By John Hopkins | HopTechOne.com | October 2025

As part of my IT up-skilling journey, I decided to dive into virtualization with VMware Workstation (now free for business use) and Kali Linux—a powerful combo for security training and endpoint management labs. With my background in Fresenius IT support and a focus on secure device connectivity, this setup ties perfectly into my TestVM project and AZ-900/AZ-104 prep. What started as a straightforward install turned into a troubleshooting adventure with an invisible mouse cursor after updates. Here’s the step-by-step, the snag, and the fix—lessons in virtualization that any systems engineer can use. It’s all cost-free (VMware free tier, Kali ISO), aligning with 2025 trends where 65% of IT support roles need endpoint management (Robert Half).

The Setup: VMware on Windows 11 with Kali Linux

  • Goal: Install VMware, create a Kali VM, and get it ready for learning (e.g., networking labs or pen testing).
  • Host: Windows 11 Pro laptop (Test_Laptop).
  • Tools: VMware Workstation Player (free download), Kali Linux .vmx pre-built (from kali.org).
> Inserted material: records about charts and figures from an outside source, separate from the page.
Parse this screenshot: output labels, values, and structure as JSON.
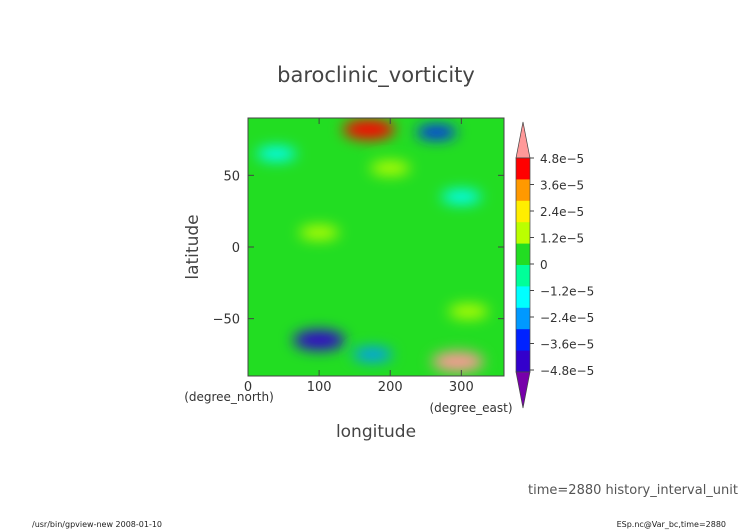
{
  "chart_data": {
    "type": "heatmap",
    "title": "baroclinic_vorticity",
    "xlabel": "longitude",
    "ylabel": "latitude",
    "x_unit": "(degree_east)",
    "y_unit": "(degree_north)",
    "xlim": [
      0,
      360
    ],
    "ylim": [
      -90,
      90
    ],
    "x_ticks": [
      "0",
      "100",
      "200",
      "300"
    ],
    "x_tick_values": [
      0,
      100,
      200,
      300
    ],
    "y_ticks": [
      "50",
      "0",
      "−50"
    ],
    "y_tick_values": [
      50,
      0,
      -50
    ],
    "colorbar": {
      "labels": [
        "4.8e−5",
        "3.6e−5",
        "2.4e−5",
        "1.2e−5",
        "0",
        "−1.2e−5",
        "−2.4e−5",
        "−3.6e−5",
        "−4.8e−5"
      ],
      "values": [
        4.8e-05,
        3.6e-05,
        2.4e-05,
        1.2e-05,
        0,
        -1.2e-05,
        -2.4e-05,
        -3.6e-05,
        -4.8e-05
      ],
      "colors": [
        "#ff9999",
        "#ff0000",
        "#ff9900",
        "#ffee00",
        "#bbff00",
        "#22dd22",
        "#00ff99",
        "#00ffff",
        "#0099ff",
        "#0022ff",
        "#3300cc",
        "#7700aa"
      ]
    },
    "features": [
      {
        "lon": 170,
        "lat": 82,
        "value": 4e-05
      },
      {
        "lon": 295,
        "lat": -80,
        "value": 4.5e-05
      },
      {
        "lon": 265,
        "lat": 80,
        "value": -3e-05
      },
      {
        "lon": 100,
        "lat": -65,
        "value": -3.5e-05
      },
      {
        "lon": 175,
        "lat": -75,
        "value": -2e-05
      },
      {
        "lon": 200,
        "lat": 55,
        "value": 1.2e-05
      },
      {
        "lon": 100,
        "lat": 10,
        "value": 1e-05
      },
      {
        "lon": 310,
        "lat": -45,
        "value": 1.5e-05
      },
      {
        "lon": 40,
        "lat": 65,
        "value": -1e-05
      },
      {
        "lon": 300,
        "lat": 35,
        "value": -1e-05
      }
    ]
  },
  "annotation": "time=2880  history_interval_unit",
  "footer": {
    "left": "/usr/bin/gpview-new  2008-01-10",
    "right": "ESp.nc@Var_bc,time=2880"
  }
}
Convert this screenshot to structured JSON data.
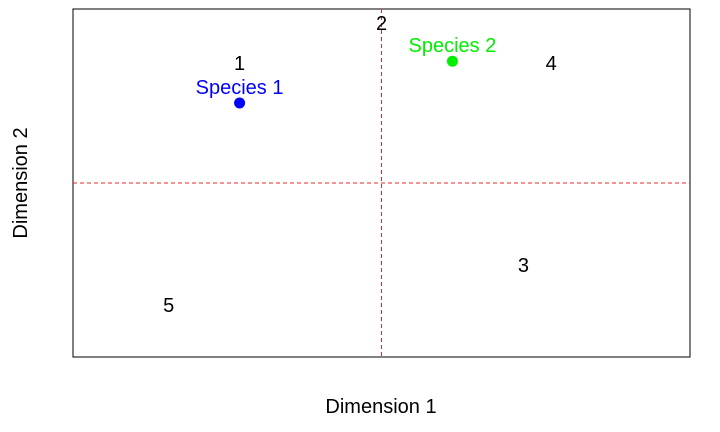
{
  "chart_data": {
    "type": "scatter",
    "xlabel": "Dimension 1",
    "ylabel": "Dimension 2",
    "xlim": [
      -1.0,
      1.0
    ],
    "ylim": [
      -1.0,
      1.0
    ],
    "grid": false,
    "reference_lines": [
      {
        "axis": "x",
        "value": 0,
        "style": "dashed",
        "color": "#e0282c"
      },
      {
        "axis": "y",
        "value": 0,
        "style": "dashed",
        "color": "#e0282c"
      }
    ],
    "site_labels": [
      {
        "label": "1",
        "x": -0.46,
        "y": 0.69
      },
      {
        "label": "2",
        "x": 0.0,
        "y": 0.92
      },
      {
        "label": "3",
        "x": 0.46,
        "y": -0.47
      },
      {
        "label": "4",
        "x": 0.55,
        "y": 0.69
      },
      {
        "label": "5",
        "x": -0.69,
        "y": -0.7
      }
    ],
    "species": [
      {
        "name": "Species 1",
        "x": -0.46,
        "y": 0.46,
        "color": "#0000ff"
      },
      {
        "name": "Species 2",
        "x": 0.23,
        "y": 0.7,
        "color": "#00ee00"
      }
    ]
  }
}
I started with the latest VMware (as of October 2025):

  • Installed and launched VMware.
  • Imported the Kali .vmx pre-built VM.
  • Optimized: Turned off “side-channel mitigations for Hyper-V enabled hosts” in VM settings and increased RAM to 4GB (from default 2GB).

Booted Kali—everything looked good. Opened Terminal and tested connectivity:

  • ping google.com worked (network OK).
  • Ran sudo apt update to refresh package repos.

What “sudo apt update” does: sudo runs with root privileges, apt is Kali’s package manager, and update fetches the latest package lists from repos (e.g., “Hit:1 http://http.kali.org/kali kali-rolling InRelease”). It’s prep for upgrades, not the install itself—quick and safe.

Next up: sudo apt upgrade -y to apply security patches.

The Snag: Invisible Mouse Cursor After Updates

After running sudo apt upgrade -y and sudo apt full-upgrade -y (not redundant—upgrade handles minor fixes, full-upgrade resolves dependencies), I rebooted Kali. The VM loaded, but the mouse cursor vanished inside Kali! Keyboard worked (Terminal fine), but no pointer—frustrating for GUI tasks.

This is a known post-update glitch in Kali/VMware (X server clash with VMware’s mouse integration).

Troubleshooting and Fixes

I tried several steps, learning VMware’s quirks along the way:

Result: Re-synced mouse input; cursor NOT visible.

VMware Tools Install (Recommended, but ISO Missing):

No CD/DVD drive in settings (UI change in 17.x+).

Skipped ISO mount; used Kali-native open-vm-tools-desktop:sudo apt install -y open-vm-tools-desktop open-vm-tools sudo reboot

Result: Cursor NOT visible after reboot—fixed the grab/release issue by using Crtl-Alt-F7.

Guest OS Adjustment:

Settings > Hardware > Guest OS > Changed from “Other Linux” to “Debian 12 x64” (Kali’s base).

Result: Improved input handling; no direct cursor fix, but prevented future glitches.

Kali X Server Reconfigure:

Terminal: sudo apt install -y xserver-xorg-input-libinput && sudo dpkg-reconfigure x11-common && sudo reboot.

VM Hardware Compatibility Upgrade:

VM was set to Workstation 8.x (legacy).

Right-click VM > Manage > Change Hardware Compatibility > Set to Workstation 25H2 (latest).

Result: Stabilized graphics; cursor FINALLY VISIBLE and responsive.

Key Takeaway:

Post-update glitches are common in virtualization—VMware Tools (open-vm-tools for Linux) and compatibility upgrades are first-line fixes. Always test after reboots.

Learnings and Next Steps

This lab taught me VMware basics (free for EVERYONE now, including business, great for labs), Kali package management (apt update/upgrade), and troubleshooting virtual input issues—skills for systems engineering and security training. Key tools: Terminal, VMWare Settings.

Next:

Spin up another VM, probably Server 2022 (free compared to an Azure VM)

Continue MS Learn: AZ-900 Cloud Concepts module.

Kali networking labs (e.g., Nmap for endpoint scanning).

Tie to TestVM: Use Kali to test Intune policies on Test_Laptop.